Bu haberi bikaç gazete ve televizyon (Pazar günü Ustura Programı’nda, ARTI TV’de ben de anlattım) verince sanırım jandarma albaya bir işaret verilmiş ve ikinci açıklamayı yapmak zorunda kalmış. Albay Ersever ikinci açıklamasında "Bakanlığımızın talimatları doğrultusunda yapmış olduğum şehit yakınları ve gazilerimizin ziyaretlerinden biri olan Kıbrıs gazimizin iş yeri çıkışında hemen aynı bina içinde bulunan ve daha önce şehitlik ziyareti ve milli bayramlarda çok defa karşılaştığım vatandaşlarımızın ısrarlı daveti karşısında anlık olarak gelişen bu dernek ziyaretinin tamamen insani gerekçeyle icabet edilen bir ziyaret olduğunu kamuoyumuzun bilgilerine sunarım." diyor.

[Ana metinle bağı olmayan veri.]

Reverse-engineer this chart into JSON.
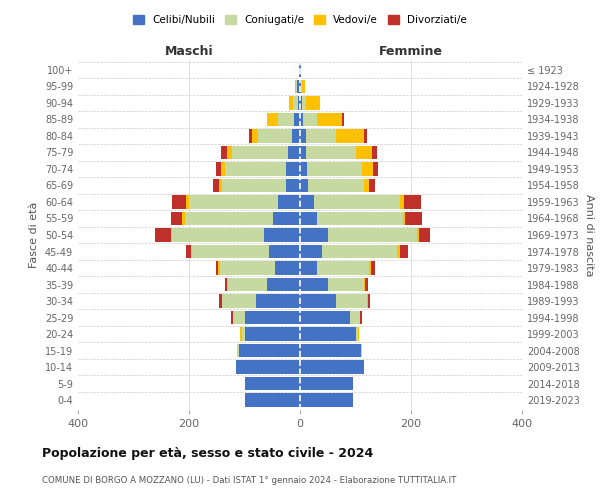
{
  "age_groups": [
    "0-4",
    "5-9",
    "10-14",
    "15-19",
    "20-24",
    "25-29",
    "30-34",
    "35-39",
    "40-44",
    "45-49",
    "50-54",
    "55-59",
    "60-64",
    "65-69",
    "70-74",
    "75-79",
    "80-84",
    "85-89",
    "90-94",
    "95-99",
    "100+"
  ],
  "birth_years": [
    "2019-2023",
    "2014-2018",
    "2009-2013",
    "2004-2008",
    "1999-2003",
    "1994-1998",
    "1989-1993",
    "1984-1988",
    "1979-1983",
    "1974-1978",
    "1969-1973",
    "1964-1968",
    "1959-1963",
    "1954-1958",
    "1949-1953",
    "1944-1948",
    "1939-1943",
    "1934-1938",
    "1929-1933",
    "1924-1928",
    "≤ 1923"
  ],
  "maschi": {
    "celibi": [
      100,
      100,
      115,
      110,
      100,
      100,
      80,
      60,
      45,
      55,
      65,
      48,
      40,
      25,
      25,
      22,
      15,
      10,
      4,
      5,
      2
    ],
    "coniugati": [
      0,
      0,
      0,
      3,
      5,
      20,
      60,
      70,
      100,
      140,
      165,
      160,
      160,
      115,
      110,
      100,
      60,
      30,
      8,
      2,
      0
    ],
    "vedovi": [
      0,
      0,
      0,
      0,
      3,
      1,
      1,
      1,
      2,
      2,
      2,
      4,
      5,
      6,
      8,
      10,
      12,
      20,
      8,
      2,
      0
    ],
    "divorziati": [
      0,
      0,
      0,
      0,
      0,
      3,
      5,
      5,
      5,
      8,
      30,
      20,
      25,
      10,
      8,
      10,
      5,
      0,
      0,
      0,
      0
    ]
  },
  "femmine": {
    "nubili": [
      95,
      95,
      115,
      110,
      100,
      90,
      65,
      50,
      30,
      40,
      50,
      30,
      25,
      15,
      12,
      10,
      10,
      5,
      3,
      2,
      1
    ],
    "coniugate": [
      0,
      0,
      0,
      2,
      5,
      18,
      55,
      65,
      95,
      135,
      160,
      155,
      155,
      100,
      100,
      90,
      55,
      25,
      8,
      2,
      0
    ],
    "vedove": [
      0,
      0,
      0,
      0,
      1,
      1,
      2,
      2,
      3,
      5,
      5,
      5,
      8,
      10,
      20,
      30,
      50,
      45,
      25,
      5,
      0
    ],
    "divorziate": [
      0,
      0,
      0,
      0,
      0,
      3,
      5,
      5,
      8,
      15,
      20,
      30,
      30,
      10,
      8,
      8,
      5,
      5,
      0,
      0,
      0
    ]
  },
  "colors": {
    "celibi": "#4472c4",
    "coniugati": "#c5d9a0",
    "vedovi": "#ffc000",
    "divorziati": "#c0302a"
  },
  "xlim": 400,
  "title": "Popolazione per età, sesso e stato civile - 2024",
  "subtitle": "COMUNE DI BORGO A MOZZANO (LU) - Dati ISTAT 1° gennaio 2024 - Elaborazione TUTTITALIA.IT",
  "ylabel_left": "Fasce di età",
  "ylabel_right": "Anni di nascita",
  "xlabel_left": "Maschi",
  "xlabel_right": "Femmine",
  "bg_color": "#ffffff",
  "grid_color": "#cccccc"
}
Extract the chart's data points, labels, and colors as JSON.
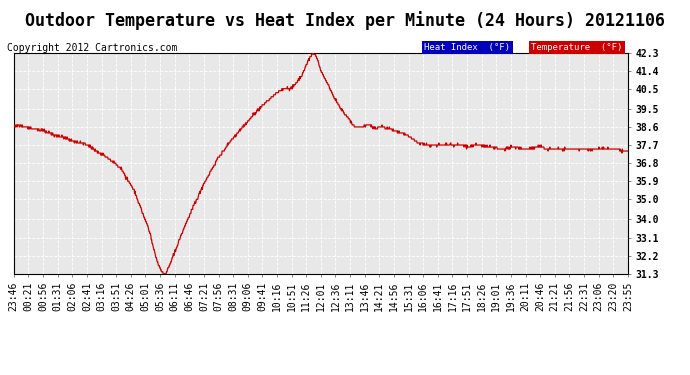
{
  "title": "Outdoor Temperature vs Heat Index per Minute (24 Hours) 20121106",
  "copyright": "Copyright 2012 Cartronics.com",
  "ylim": [
    31.3,
    42.3
  ],
  "yticks": [
    42.3,
    41.4,
    40.5,
    39.5,
    38.6,
    37.7,
    36.8,
    35.9,
    35.0,
    34.0,
    33.1,
    32.2,
    31.3
  ],
  "fig_bg_color": "#ffffff",
  "plot_bg_color": "#e8e8e8",
  "grid_color": "#ffffff",
  "line_color": "#cc0000",
  "legend_heat_bg": "#0000bb",
  "legend_temp_bg": "#cc0000",
  "legend_heat_text": "Heat Index  (°F)",
  "legend_temp_text": "Temperature  (°F)",
  "xtick_labels": [
    "23:46",
    "00:21",
    "00:56",
    "01:31",
    "02:06",
    "02:41",
    "03:16",
    "03:51",
    "04:26",
    "05:01",
    "05:36",
    "06:11",
    "06:46",
    "07:21",
    "07:56",
    "08:31",
    "09:06",
    "09:41",
    "10:16",
    "10:51",
    "11:26",
    "12:01",
    "12:36",
    "13:11",
    "13:46",
    "14:21",
    "14:56",
    "15:31",
    "16:06",
    "16:41",
    "17:16",
    "17:51",
    "18:26",
    "19:01",
    "19:36",
    "20:11",
    "20:46",
    "21:21",
    "21:56",
    "22:31",
    "23:06",
    "23:20",
    "23:55"
  ],
  "title_fontsize": 12,
  "tick_fontsize": 7,
  "copyright_fontsize": 7,
  "keypoints": [
    [
      0.0,
      38.6
    ],
    [
      0.01,
      38.7
    ],
    [
      0.02,
      38.6
    ],
    [
      0.035,
      38.5
    ],
    [
      0.05,
      38.4
    ],
    [
      0.065,
      38.2
    ],
    [
      0.08,
      38.1
    ],
    [
      0.095,
      37.9
    ],
    [
      0.11,
      37.8
    ],
    [
      0.125,
      37.6
    ],
    [
      0.14,
      37.3
    ],
    [
      0.155,
      37.0
    ],
    [
      0.165,
      36.8
    ],
    [
      0.175,
      36.5
    ],
    [
      0.185,
      36.0
    ],
    [
      0.195,
      35.5
    ],
    [
      0.205,
      34.7
    ],
    [
      0.215,
      33.9
    ],
    [
      0.222,
      33.3
    ],
    [
      0.228,
      32.5
    ],
    [
      0.235,
      31.8
    ],
    [
      0.24,
      31.5
    ],
    [
      0.244,
      31.3
    ],
    [
      0.248,
      31.35
    ],
    [
      0.252,
      31.6
    ],
    [
      0.26,
      32.2
    ],
    [
      0.27,
      33.0
    ],
    [
      0.28,
      33.8
    ],
    [
      0.295,
      34.8
    ],
    [
      0.31,
      35.8
    ],
    [
      0.33,
      36.9
    ],
    [
      0.35,
      37.8
    ],
    [
      0.37,
      38.5
    ],
    [
      0.39,
      39.2
    ],
    [
      0.41,
      39.8
    ],
    [
      0.425,
      40.2
    ],
    [
      0.438,
      40.5
    ],
    [
      0.445,
      40.5
    ],
    [
      0.452,
      40.5
    ],
    [
      0.46,
      40.8
    ],
    [
      0.47,
      41.2
    ],
    [
      0.478,
      41.8
    ],
    [
      0.483,
      42.1
    ],
    [
      0.487,
      42.3
    ],
    [
      0.491,
      42.2
    ],
    [
      0.495,
      41.9
    ],
    [
      0.5,
      41.4
    ],
    [
      0.51,
      40.8
    ],
    [
      0.52,
      40.2
    ],
    [
      0.53,
      39.6
    ],
    [
      0.54,
      39.2
    ],
    [
      0.548,
      38.9
    ],
    [
      0.555,
      38.6
    ],
    [
      0.56,
      38.6
    ],
    [
      0.57,
      38.6
    ],
    [
      0.575,
      38.7
    ],
    [
      0.58,
      38.7
    ],
    [
      0.583,
      38.6
    ],
    [
      0.59,
      38.5
    ],
    [
      0.595,
      38.6
    ],
    [
      0.6,
      38.6
    ],
    [
      0.61,
      38.5
    ],
    [
      0.62,
      38.4
    ],
    [
      0.63,
      38.3
    ],
    [
      0.64,
      38.2
    ],
    [
      0.65,
      38.0
    ],
    [
      0.66,
      37.8
    ],
    [
      0.67,
      37.7
    ],
    [
      0.68,
      37.7
    ],
    [
      0.69,
      37.7
    ],
    [
      0.7,
      37.7
    ],
    [
      0.71,
      37.7
    ],
    [
      0.72,
      37.7
    ],
    [
      0.73,
      37.7
    ],
    [
      0.74,
      37.6
    ],
    [
      0.75,
      37.7
    ],
    [
      0.76,
      37.7
    ],
    [
      0.77,
      37.6
    ],
    [
      0.78,
      37.6
    ],
    [
      0.79,
      37.5
    ],
    [
      0.8,
      37.5
    ],
    [
      0.81,
      37.6
    ],
    [
      0.82,
      37.6
    ],
    [
      0.83,
      37.5
    ],
    [
      0.84,
      37.5
    ],
    [
      0.85,
      37.6
    ],
    [
      0.86,
      37.6
    ],
    [
      0.87,
      37.5
    ],
    [
      0.88,
      37.5
    ],
    [
      0.89,
      37.5
    ],
    [
      0.9,
      37.5
    ],
    [
      0.91,
      37.5
    ],
    [
      0.92,
      37.5
    ],
    [
      0.93,
      37.5
    ],
    [
      0.94,
      37.5
    ],
    [
      0.95,
      37.5
    ],
    [
      0.96,
      37.5
    ],
    [
      0.97,
      37.5
    ],
    [
      0.98,
      37.5
    ],
    [
      0.99,
      37.4
    ],
    [
      1.0,
      37.4
    ]
  ]
}
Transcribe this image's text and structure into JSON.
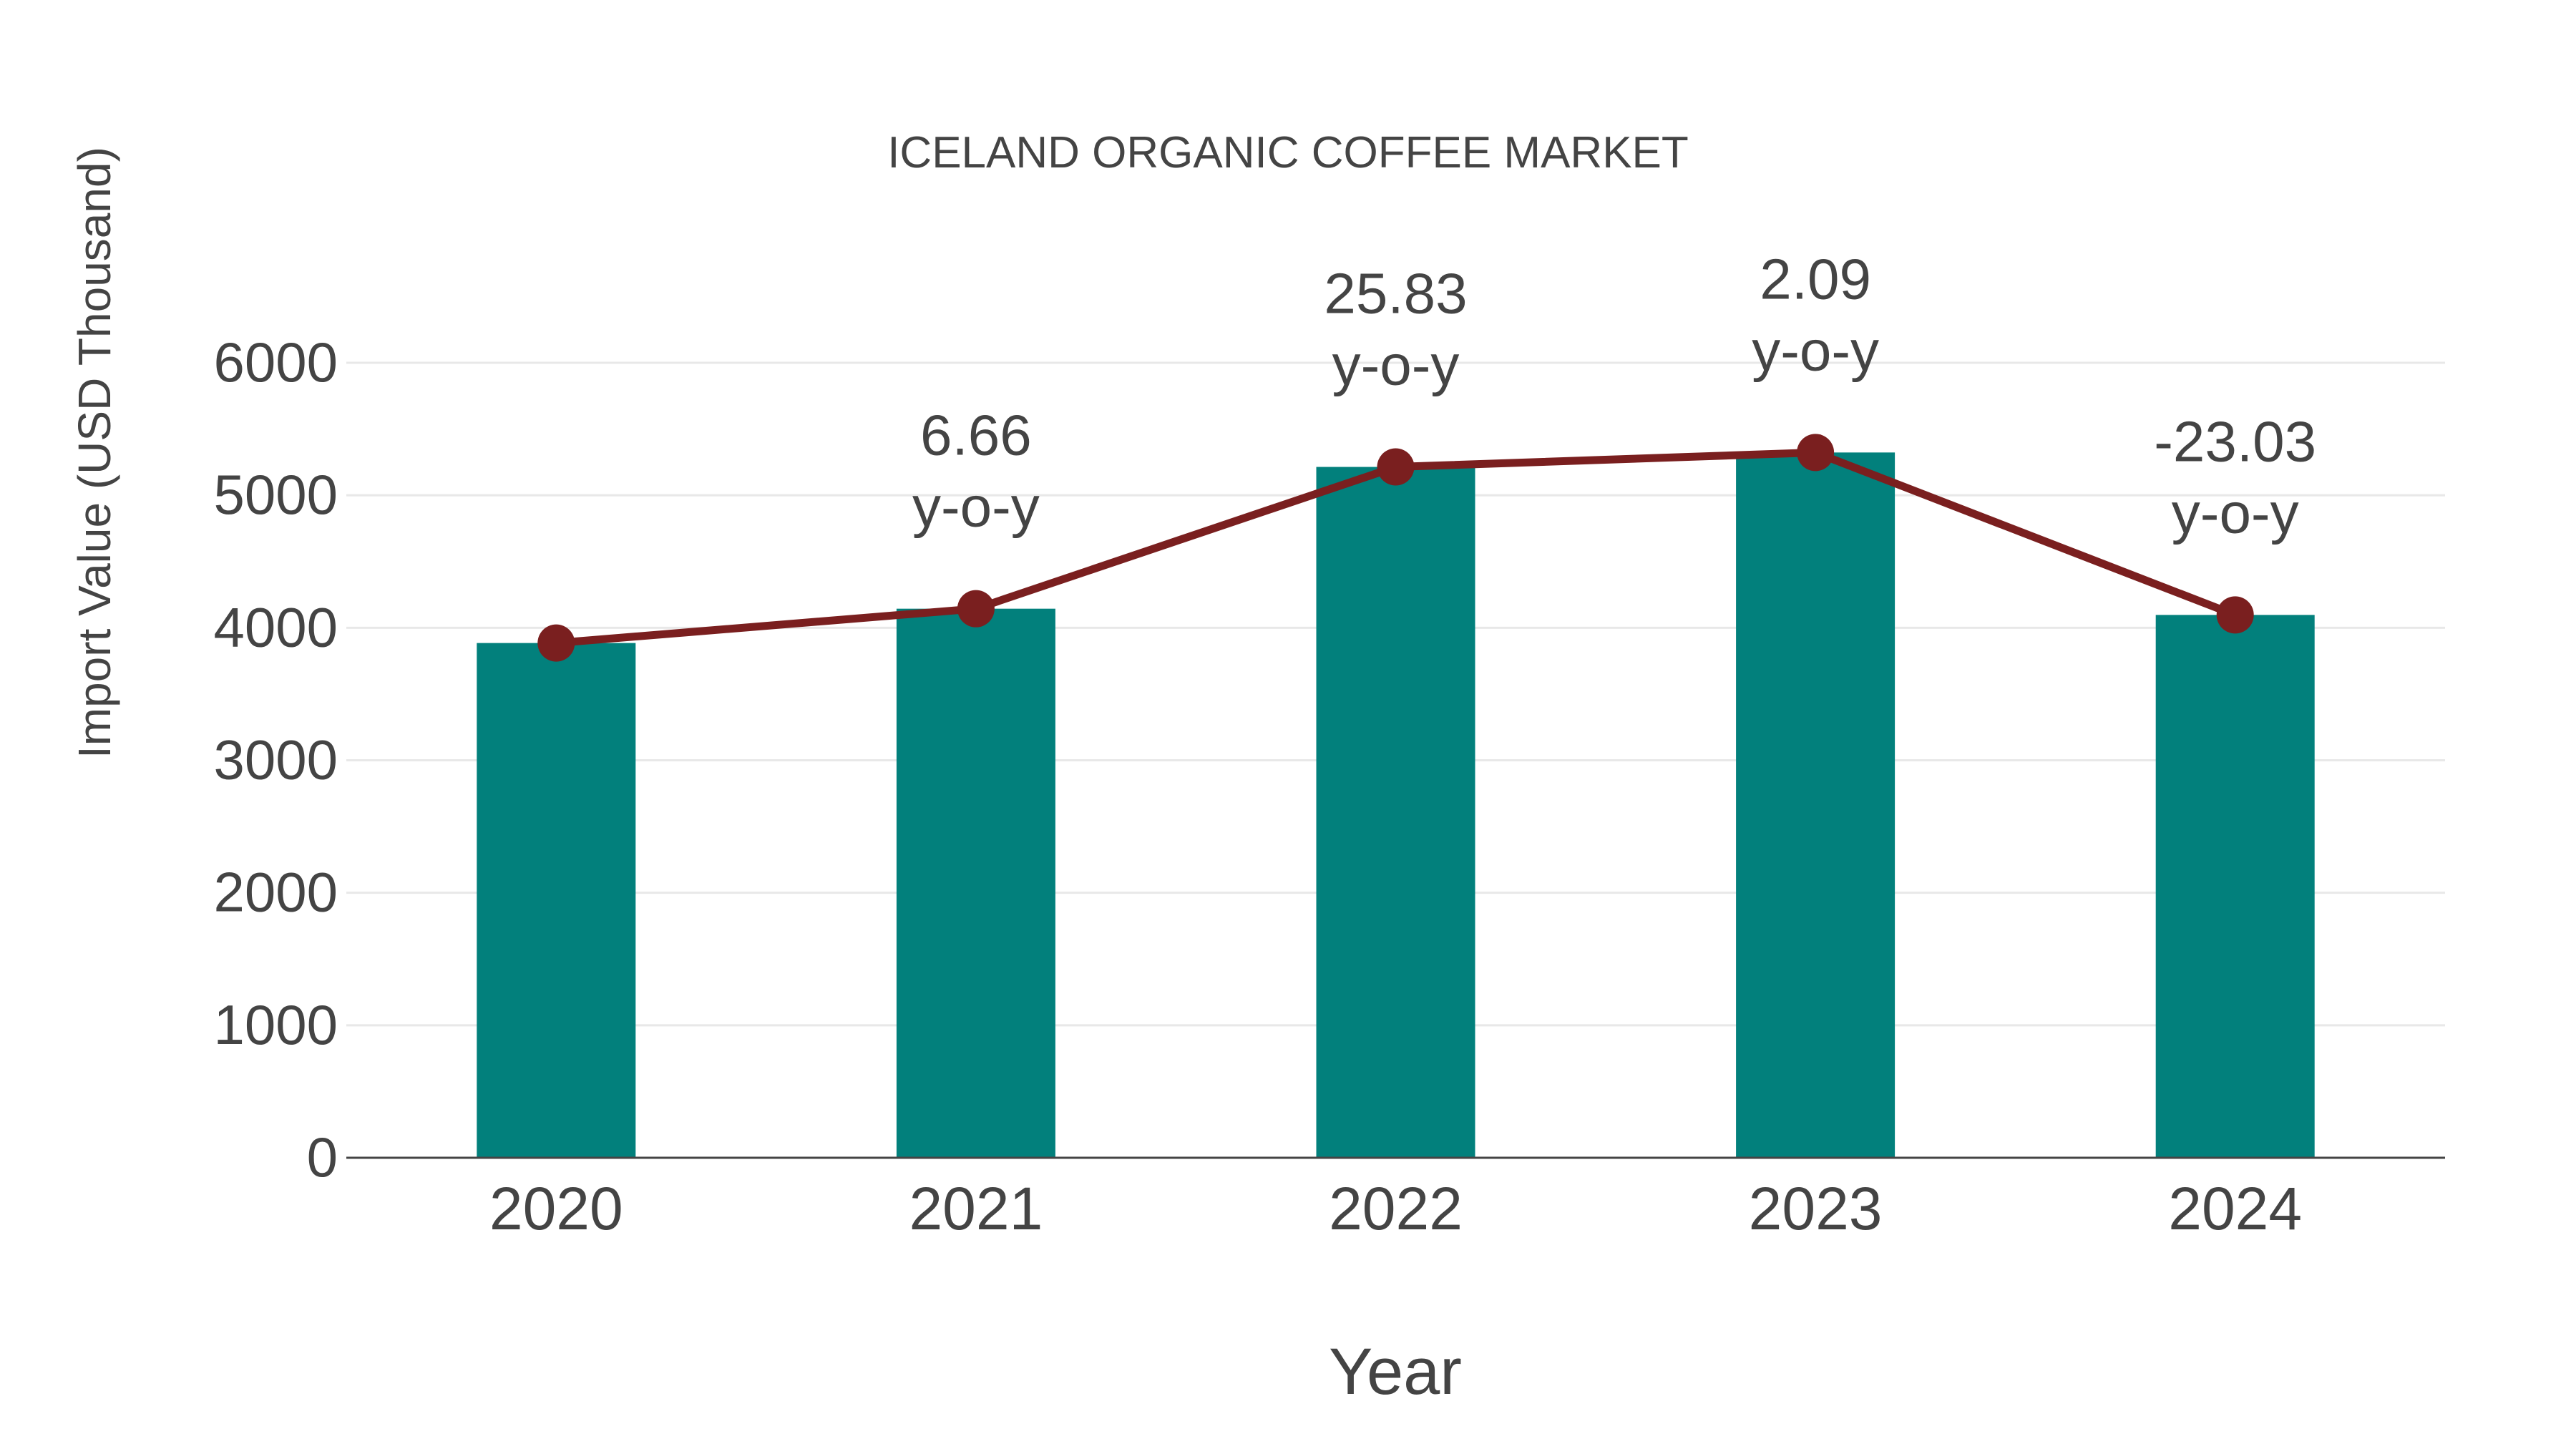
{
  "title": "ICELAND ORGANIC COFFEE MARKET",
  "x_axis_title": "Year",
  "y_axis_title": "Import Value (USD Thousand)",
  "y_ticks": [
    "0",
    "1000",
    "2000",
    "3000",
    "4000",
    "5000",
    "6000"
  ],
  "annotation_suffix": "y-o-y",
  "colors": {
    "bar": "#02807c",
    "line": "#7a1f1f",
    "grid": "#e8e8e8",
    "axis": "#444444",
    "text": "#444444"
  },
  "chart_data": {
    "type": "bar",
    "title": "ICELAND ORGANIC COFFEE MARKET",
    "xlabel": "Year",
    "ylabel": "Import Value (USD Thousand)",
    "categories": [
      "2020",
      "2021",
      "2022",
      "2023",
      "2024"
    ],
    "series": [
      {
        "name": "Import Value",
        "type": "bar",
        "values": [
          3885,
          4144,
          5214,
          5323,
          4097
        ]
      },
      {
        "name": "Import Value (trend)",
        "type": "line",
        "values": [
          3885,
          4144,
          5214,
          5323,
          4097
        ]
      }
    ],
    "annotations": [
      {
        "x": "2021",
        "text": "6.66 y-o-y",
        "value": 6.66
      },
      {
        "x": "2022",
        "text": "25.83 y-o-y",
        "value": 25.83
      },
      {
        "x": "2023",
        "text": "2.09 y-o-y",
        "value": 2.09
      },
      {
        "x": "2024",
        "text": "-23.03 y-o-y",
        "value": -23.03
      }
    ],
    "ylim": [
      0,
      6000
    ],
    "yticks": [
      0,
      1000,
      2000,
      3000,
      4000,
      5000,
      6000
    ],
    "grid": true,
    "legend": "none"
  }
}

O zaman ilk açıklamadaki iade-i ziyaret yalan ve bu yalan nereye kadar yalan. Yani Ülkü Ocakları ziyarete gitmiş ama albayın iadesi tesadüfi mi, yoksa Ülkü Ocakları gitmemiş de albay mı gitmiş.
Jandarma içişleri bakanlığına bağlı olduğuna göre, Süleyman Soylu bu konuda herhangi bir açıklamada bulundu mu, yoksa sessiz kalmayı mı yeğliyor. Bu ziyaretin, sokakta gazeteci ve siyasetçilerin dövüldüğü zamana denk gelmesi bir tesadüf müdür, yoksa bugünlerde Bolu’da bişeyler olacak da, bunun pazarlığı mı yapılıyor.
Son bir sorum daha olacak albayım, tesadüfen yolda ısrar ederler diye hep cebinizde poşet içinde bir hediye plaket mi taşırsınız? Seni gidi hazırlıklı ülkücü militan albay seni, leb demeden plaketi hazırlamışsın.